Полина поднялась в свою комнату. В ней было все прибрано – Лизавета должным образом готовилась к прибытию хозяйки. Она с удовольствием легла на кровать и ощутила запах чистоты и свежести, исходящий от белья, затем встала, подошла к гардеробной, отворила несколько разбухшие после зимы дверцы – детские платья висели на прежнем месте. Полина специально оставила их и с удовольствием перебирала их каждый год по приезде.
В комнату вошла Лизавета с чемоданом в одной руке и с саквояжем – в другой.
– Ох, Полина Станиславовна! Тяжело… Ух… – Лизавета поставила свою поклажу и отдышалась. – Стара я стала, да раздобрела больно… – она поставила чемодан на стул и принялась разбирать наряды Полины. – Чай, барышня, и жених у вас имеется? – Полюбопытствовала она.
Полина пожала плечами.
– Можно считать, что – жених… – неопределенно ответила она.
– Пространно вы, Полина Станиславовна, выражаетесь. Молодой человек – он либо жених, либо просто…э-э-э… кавалер. Матушка ваша сказывала: усадьбу Забродино для гостей подготовить, – Лизавета лукаво посмотрела на Полину.
– Ох, Лизавета! Сколько помню тебя – больно ты любопытна!
– Простите, барышня: что есть, то есть. Это точно. Не сердитесь на меня.
– Да, я не сержусь.
Полина наблюдала, как Лизавета развешивала ее платья, но места в гардеробной не хватало.
– Полина Станиславовна, дозвольте мне старые платья ваши убрать.
– Куда?
– Ну, к примеру, в гардеробную, что в комнате для гостей.
Полина кивнула, ей было жаль расставаться с этими старенькими платьицами, напоминающими детство. Дотрагиваясь до них, девушке казалось, что она снова и снова возвращается в прошлое.
Лизавета развесила платья на вешалки, сняла старые и сложила их в кучу.
– Лизавета, ты поаккуратней с ними… – Попросила Полина.
– Не извольте беспокоиться.
– А что твоей дочери старшей десять лет исполнилось? – неожиданно спросила Полина.
– Точно так и есть, барышня. Уж такая она смышленая и хозяйственная уродилась…
– Да, помню ее по прошлому году… Ты, Лизавета, возьми мои детские платья, может, что сгодиться для дочери…
Лизавета удивилась, но тут же оценила милость барышни: платья были очень хороши, да и потом, она насчитала их десять штук.
– Благодарствуйте, Полина Станиславовна! Возьму с удовольствием.
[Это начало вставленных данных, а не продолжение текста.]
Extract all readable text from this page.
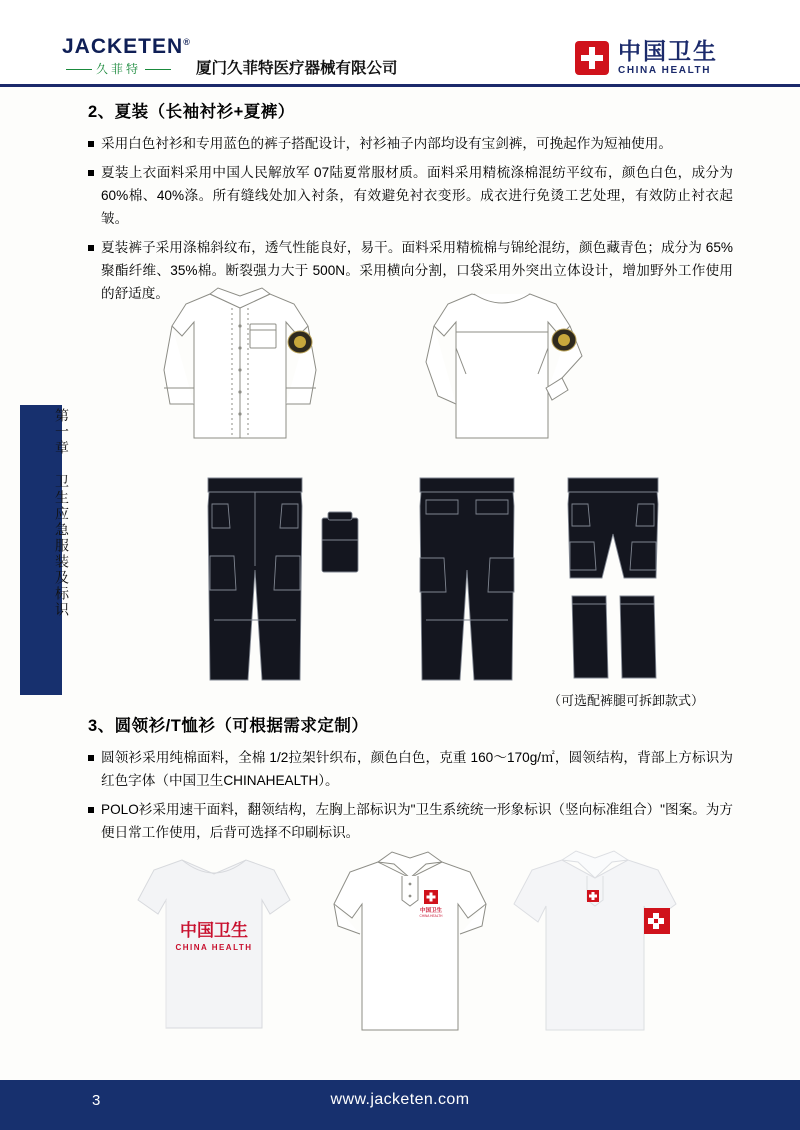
JACKETEN®
久菲特	厦门久菲特医疗器械有限公司
中国卫生
CHINA HEALTH
第一章 卫生应急服装及标识
2、夏装（长袖衬衫+夏裤）

采用白色衬衫和专用蓝色的裤子搭配设计，衬衫袖子内部均设有宝剑裤，可挽起作为短袖使用。

夏装上衣面料采用中国人民解放军 07陆夏常服材质。面料采用精梳涤棉混纺平纹布，颜色白色，成分为60%棉、40%涤。所有缝线处加入衬条，有效避免衬衣变形。成衣进行免烫工艺处理，有效防止衬衣起皱。

夏装裤子采用涤棉斜纹布，透气性能良好，易干。面料采用精梳棉与锦纶混纺，颜色藏青色；成分为 65%聚酯纤维、35%棉。断裂强力大于 500N。采用横向分割，口袋采用外突出立体设计，增加野外工作使用的舒适度。

（可选配裤腿可拆卸款式）
3、圆领衫/T恤衫（可根据需求定制）

圆领衫采用纯棉面料，全棉 1/2拉架针织布，颜色白色，克重 160～170g/㎡，圆领结构，背部上方标识为红色字体（中国卫生CHINAHEALTH）。

POLO衫采用速干面料，翻领结构，左胸上部标识为"卫生系统统一形象标识（竖向标准组合）"图案。为方便日常工作使用，后背可选择不印刷标识。

中国卫生
CHINA HEALTH
中国卫生
CHINA HEALTH
3	www.jacketen.com
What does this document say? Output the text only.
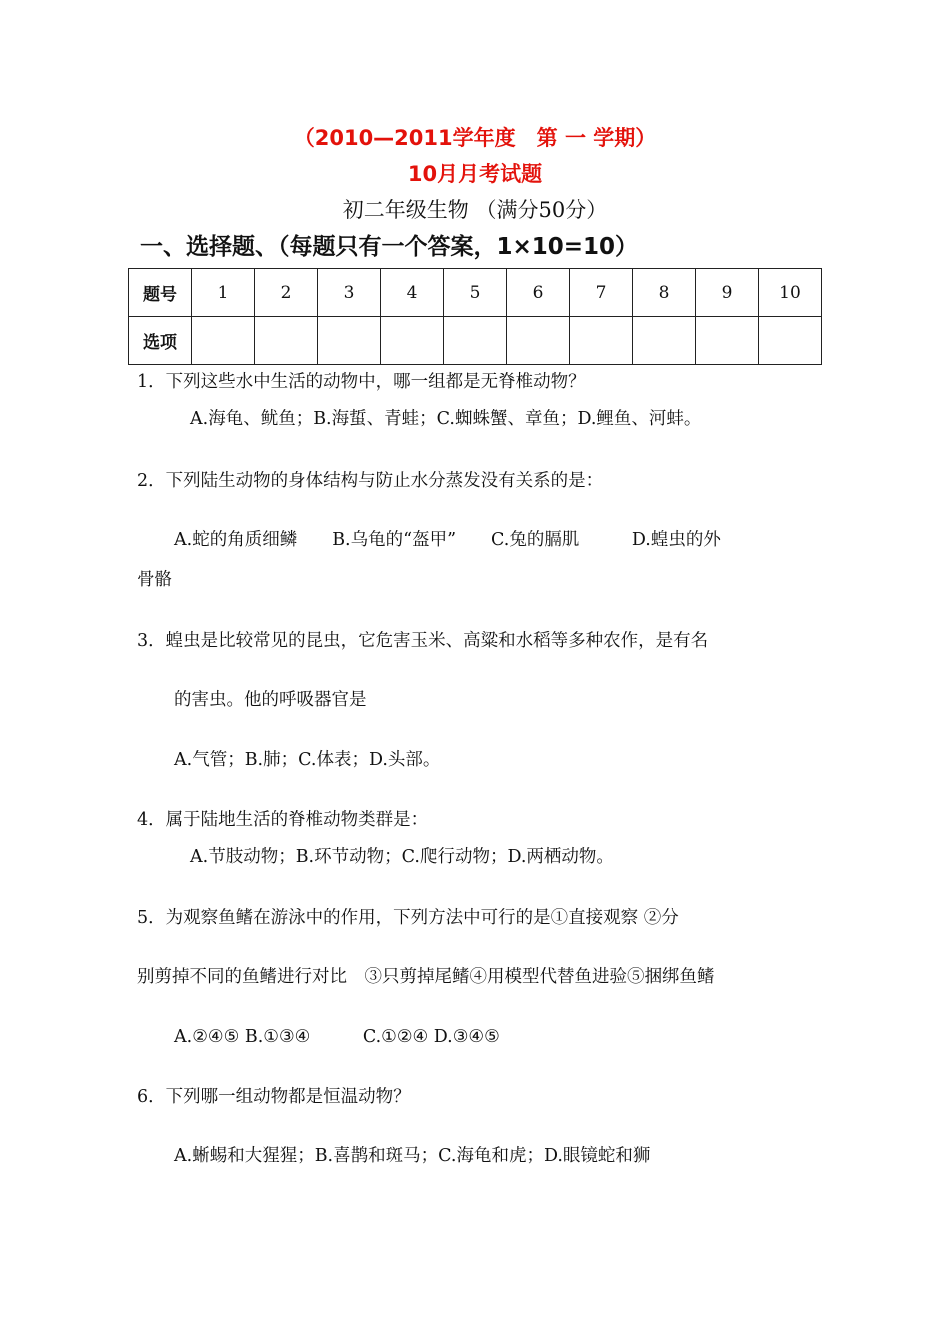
（2010—2011学年度　第 一 学期）
10月月考试题
初二年级生物 （满分50分）
一、选择题、（每题只有一个答案，1×10=10）
题号	1	2	3	4	5	6	7	8	9	10
选项										
1．下列这些水中生活的动物中，哪一组都是无脊椎动物？
A.海龟、鱿鱼；B.海蜇、青蛙；C.蜘蛛蟹、章鱼；D.鲤鱼、河蚌。
2．下列陆生动物的身体结构与防止水分蒸发没有关系的是：
A.蛇的角质细鳞　　B.乌龟的“盔甲”　　C.兔的膈肌　　　D.蝗虫的外
骨骼
3．蝗虫是比较常见的昆虫，它危害玉米、高粱和水稻等多种农作，是有名
的害虫。他的呼吸器官是
A.气管；B.肺；C.体表；D.头部。
4．属于陆地生活的脊椎动物类群是：
A.节肢动物；B.环节动物；C.爬行动物；D.两栖动物。
5．为观察鱼鳍在游泳中的作用，下列方法中可行的是①直接观察 ②分
别剪掉不同的鱼鳍进行对比　③只剪掉尾鳍④用模型代替鱼进验⑤捆绑鱼鳍
A.②④⑤ B.①③④　　　C.①②④ D.③④⑤
6．下列哪一组动物都是恒温动物？
A.蜥蜴和大猩猩；B.喜鹊和斑马；C.海龟和虎；D.眼镜蛇和狮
Покуда Лизавета занималась гардеробом барыни, Антонина Петровна и Полина пили чай в гостиной. Полина несколько устала после долгой дороги, день клонился к вечеру, она пожелала удалиться к себе и попросила туда же подать ужин.
Девушка открыла саквояж, где лежало несколько книг, в том числе и «Илион» Генриха Шлимана, подаренный Анатолием. Полина уже начала читать Шлимана еще в Петербурге, труд сей оказался весьма увлекательным и доступно изложенным.
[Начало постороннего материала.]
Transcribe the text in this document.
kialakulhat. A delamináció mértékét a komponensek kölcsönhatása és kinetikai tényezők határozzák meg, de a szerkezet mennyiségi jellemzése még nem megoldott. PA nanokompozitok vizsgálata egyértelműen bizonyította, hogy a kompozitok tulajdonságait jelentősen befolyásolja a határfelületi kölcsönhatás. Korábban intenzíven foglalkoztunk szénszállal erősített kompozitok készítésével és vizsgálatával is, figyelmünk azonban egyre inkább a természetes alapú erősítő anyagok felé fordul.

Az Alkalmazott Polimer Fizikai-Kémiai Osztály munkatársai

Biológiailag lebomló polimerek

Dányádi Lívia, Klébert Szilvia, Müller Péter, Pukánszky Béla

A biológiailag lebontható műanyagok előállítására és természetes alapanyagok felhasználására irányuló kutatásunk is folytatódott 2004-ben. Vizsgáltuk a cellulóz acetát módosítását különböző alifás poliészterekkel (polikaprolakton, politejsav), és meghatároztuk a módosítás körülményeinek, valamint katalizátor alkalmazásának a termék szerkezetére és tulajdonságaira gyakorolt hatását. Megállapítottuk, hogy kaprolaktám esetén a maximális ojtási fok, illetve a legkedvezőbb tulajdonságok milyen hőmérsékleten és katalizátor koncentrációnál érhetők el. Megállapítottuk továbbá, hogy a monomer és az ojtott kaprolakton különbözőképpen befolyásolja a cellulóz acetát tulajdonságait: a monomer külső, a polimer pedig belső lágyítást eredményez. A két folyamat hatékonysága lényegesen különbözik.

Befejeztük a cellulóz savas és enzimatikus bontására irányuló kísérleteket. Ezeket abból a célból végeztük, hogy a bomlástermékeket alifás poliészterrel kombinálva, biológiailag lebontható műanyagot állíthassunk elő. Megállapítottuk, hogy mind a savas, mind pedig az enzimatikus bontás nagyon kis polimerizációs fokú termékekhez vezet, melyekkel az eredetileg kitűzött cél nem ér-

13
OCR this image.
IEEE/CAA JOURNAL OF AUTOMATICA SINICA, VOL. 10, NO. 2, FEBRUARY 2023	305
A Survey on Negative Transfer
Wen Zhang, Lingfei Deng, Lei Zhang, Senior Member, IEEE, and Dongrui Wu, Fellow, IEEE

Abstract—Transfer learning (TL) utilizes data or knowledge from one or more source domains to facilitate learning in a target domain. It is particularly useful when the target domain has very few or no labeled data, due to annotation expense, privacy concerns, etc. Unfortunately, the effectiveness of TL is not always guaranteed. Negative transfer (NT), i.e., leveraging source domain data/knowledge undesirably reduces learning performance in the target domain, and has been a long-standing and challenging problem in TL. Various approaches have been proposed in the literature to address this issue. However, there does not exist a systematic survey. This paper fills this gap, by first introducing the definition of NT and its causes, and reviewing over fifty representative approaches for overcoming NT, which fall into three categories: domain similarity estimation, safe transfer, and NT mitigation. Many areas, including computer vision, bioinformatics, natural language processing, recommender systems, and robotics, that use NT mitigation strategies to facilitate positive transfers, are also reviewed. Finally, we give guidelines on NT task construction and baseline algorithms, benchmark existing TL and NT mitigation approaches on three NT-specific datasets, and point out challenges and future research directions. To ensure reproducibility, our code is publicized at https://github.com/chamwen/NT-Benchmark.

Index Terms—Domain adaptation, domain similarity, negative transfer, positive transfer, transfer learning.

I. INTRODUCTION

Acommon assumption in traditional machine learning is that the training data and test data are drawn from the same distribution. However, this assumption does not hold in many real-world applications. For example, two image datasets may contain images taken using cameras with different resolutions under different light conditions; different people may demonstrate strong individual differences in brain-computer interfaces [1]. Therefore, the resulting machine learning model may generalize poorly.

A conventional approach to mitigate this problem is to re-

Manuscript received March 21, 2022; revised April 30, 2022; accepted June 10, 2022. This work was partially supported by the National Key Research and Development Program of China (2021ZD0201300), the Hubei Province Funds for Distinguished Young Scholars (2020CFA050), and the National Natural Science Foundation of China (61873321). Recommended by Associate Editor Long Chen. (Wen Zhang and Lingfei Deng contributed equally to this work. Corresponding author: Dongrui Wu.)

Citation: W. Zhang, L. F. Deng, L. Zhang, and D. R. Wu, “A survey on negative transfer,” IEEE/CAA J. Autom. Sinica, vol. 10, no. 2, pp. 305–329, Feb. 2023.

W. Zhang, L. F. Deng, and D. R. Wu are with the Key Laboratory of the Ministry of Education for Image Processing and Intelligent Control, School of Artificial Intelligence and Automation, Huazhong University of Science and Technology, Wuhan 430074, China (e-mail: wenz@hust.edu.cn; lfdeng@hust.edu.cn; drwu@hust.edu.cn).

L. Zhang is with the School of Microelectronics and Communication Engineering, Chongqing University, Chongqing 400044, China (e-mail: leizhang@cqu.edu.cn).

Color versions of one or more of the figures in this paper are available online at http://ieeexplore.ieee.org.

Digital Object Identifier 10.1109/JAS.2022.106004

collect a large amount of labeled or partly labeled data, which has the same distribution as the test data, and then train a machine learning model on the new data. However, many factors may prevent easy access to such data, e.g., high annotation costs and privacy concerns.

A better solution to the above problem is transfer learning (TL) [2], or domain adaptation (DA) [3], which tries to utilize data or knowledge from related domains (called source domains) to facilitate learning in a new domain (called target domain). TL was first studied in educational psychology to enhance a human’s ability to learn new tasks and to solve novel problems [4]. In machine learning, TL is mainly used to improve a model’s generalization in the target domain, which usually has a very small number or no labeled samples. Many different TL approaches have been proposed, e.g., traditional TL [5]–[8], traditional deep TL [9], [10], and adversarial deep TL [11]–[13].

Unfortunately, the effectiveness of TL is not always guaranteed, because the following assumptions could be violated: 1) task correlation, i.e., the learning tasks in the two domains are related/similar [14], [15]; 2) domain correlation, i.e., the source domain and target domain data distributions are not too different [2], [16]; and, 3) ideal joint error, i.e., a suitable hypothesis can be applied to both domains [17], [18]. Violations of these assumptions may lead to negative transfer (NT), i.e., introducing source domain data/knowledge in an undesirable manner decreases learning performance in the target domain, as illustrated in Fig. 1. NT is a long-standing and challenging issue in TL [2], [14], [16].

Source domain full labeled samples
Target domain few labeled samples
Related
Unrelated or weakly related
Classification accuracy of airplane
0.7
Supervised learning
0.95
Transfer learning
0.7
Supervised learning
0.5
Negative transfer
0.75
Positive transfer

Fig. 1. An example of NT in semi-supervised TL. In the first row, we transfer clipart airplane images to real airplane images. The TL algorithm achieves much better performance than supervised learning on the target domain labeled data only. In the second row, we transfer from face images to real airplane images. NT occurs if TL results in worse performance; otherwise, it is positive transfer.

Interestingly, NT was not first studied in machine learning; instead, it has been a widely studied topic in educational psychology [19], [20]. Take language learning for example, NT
Прочитав несколько страниц, она невольно задремала… Ей приснился странный сон: будто она скачет по полю на лошади, рядом с ней – Анатолий. А по дороге едет коляска, она стремительно приближается… И как только она поравнялась с лошадьми, Полина увидела сидящего в ней Григория Вельяминова. Он улыбался и вдруг начал декламировать сонет Шекспира, тот самый, что некогда прислал ей в письме…
Полина проснулась оттого, что в комнату вошла Лизавета.
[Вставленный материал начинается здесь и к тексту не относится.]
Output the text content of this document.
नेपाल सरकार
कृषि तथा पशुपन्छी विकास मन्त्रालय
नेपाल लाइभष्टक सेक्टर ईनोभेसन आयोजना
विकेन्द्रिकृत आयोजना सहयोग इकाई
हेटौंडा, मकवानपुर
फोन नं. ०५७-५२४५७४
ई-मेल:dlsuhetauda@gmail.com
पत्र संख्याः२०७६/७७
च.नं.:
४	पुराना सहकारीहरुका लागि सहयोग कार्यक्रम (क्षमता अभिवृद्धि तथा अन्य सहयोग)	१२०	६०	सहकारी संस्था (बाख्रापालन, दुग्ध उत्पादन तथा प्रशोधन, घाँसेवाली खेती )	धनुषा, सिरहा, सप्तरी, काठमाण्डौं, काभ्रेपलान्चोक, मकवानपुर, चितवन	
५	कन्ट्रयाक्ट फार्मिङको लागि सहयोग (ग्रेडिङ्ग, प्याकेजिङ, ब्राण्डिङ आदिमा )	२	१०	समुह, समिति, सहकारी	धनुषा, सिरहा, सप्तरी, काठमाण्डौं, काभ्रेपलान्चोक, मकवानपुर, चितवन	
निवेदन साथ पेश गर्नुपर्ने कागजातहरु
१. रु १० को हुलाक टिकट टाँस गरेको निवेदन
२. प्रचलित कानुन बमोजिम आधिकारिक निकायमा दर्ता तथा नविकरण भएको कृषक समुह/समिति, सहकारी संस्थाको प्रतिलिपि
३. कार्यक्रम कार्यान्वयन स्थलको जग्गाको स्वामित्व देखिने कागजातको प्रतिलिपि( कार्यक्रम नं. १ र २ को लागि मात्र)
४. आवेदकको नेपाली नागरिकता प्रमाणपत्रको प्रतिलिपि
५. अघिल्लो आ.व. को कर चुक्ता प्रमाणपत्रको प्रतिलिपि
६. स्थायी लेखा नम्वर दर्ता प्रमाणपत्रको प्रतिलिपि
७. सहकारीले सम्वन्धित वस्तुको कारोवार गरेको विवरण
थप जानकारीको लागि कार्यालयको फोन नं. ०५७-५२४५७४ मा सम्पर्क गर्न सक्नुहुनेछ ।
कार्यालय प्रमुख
– Барышня, ваш ужин… Простите, если разбудила…
– Ничего… – Полина встала с кровати, так как читала лежа, несмотря на то, что маменька из-за этого постоянно ругалась, ибо считала, что чтение лежа портит зрение.
Лизавета придвинула сервировочный столик к Полине.
– Скажи, Лизавета, а мой Нарцисс – в порядке? – поинтересовалась Полина.
– Так чего ж этому жеребцу-то будет? Уж конюх его холит… А вы завтра верхом хотите прогуляться?
– Да… Давно верхом не ездила, с прошлого года…
– Так я велю, чтобы конюх к завтрашнему утру приготовил Нарцисса? – уточнила Лизавета.
Полина кивнула и приступила к ужину.
На следующее утро Антонина Петровна, отдав все необходимые распоряжения по хозяйству, села в коляску и направилась в Забродино. Полина в это время еще спала, в имении она не упускала возможности подольше понежиться в постели.
Когда она проснулась, матушка уже вовсю отдавала приказания в Забродино. Девушка накинула халат, умылась и спустилась вниз в гостиную. Лизавета уже хлопотала по дому. Завидев Полину, она поклонилась и сказала:
– Барыня будить вас не велели-с. Говорили: путь поспит, чай устала в Петербурге рано вставать на лекции. Как вам спалось?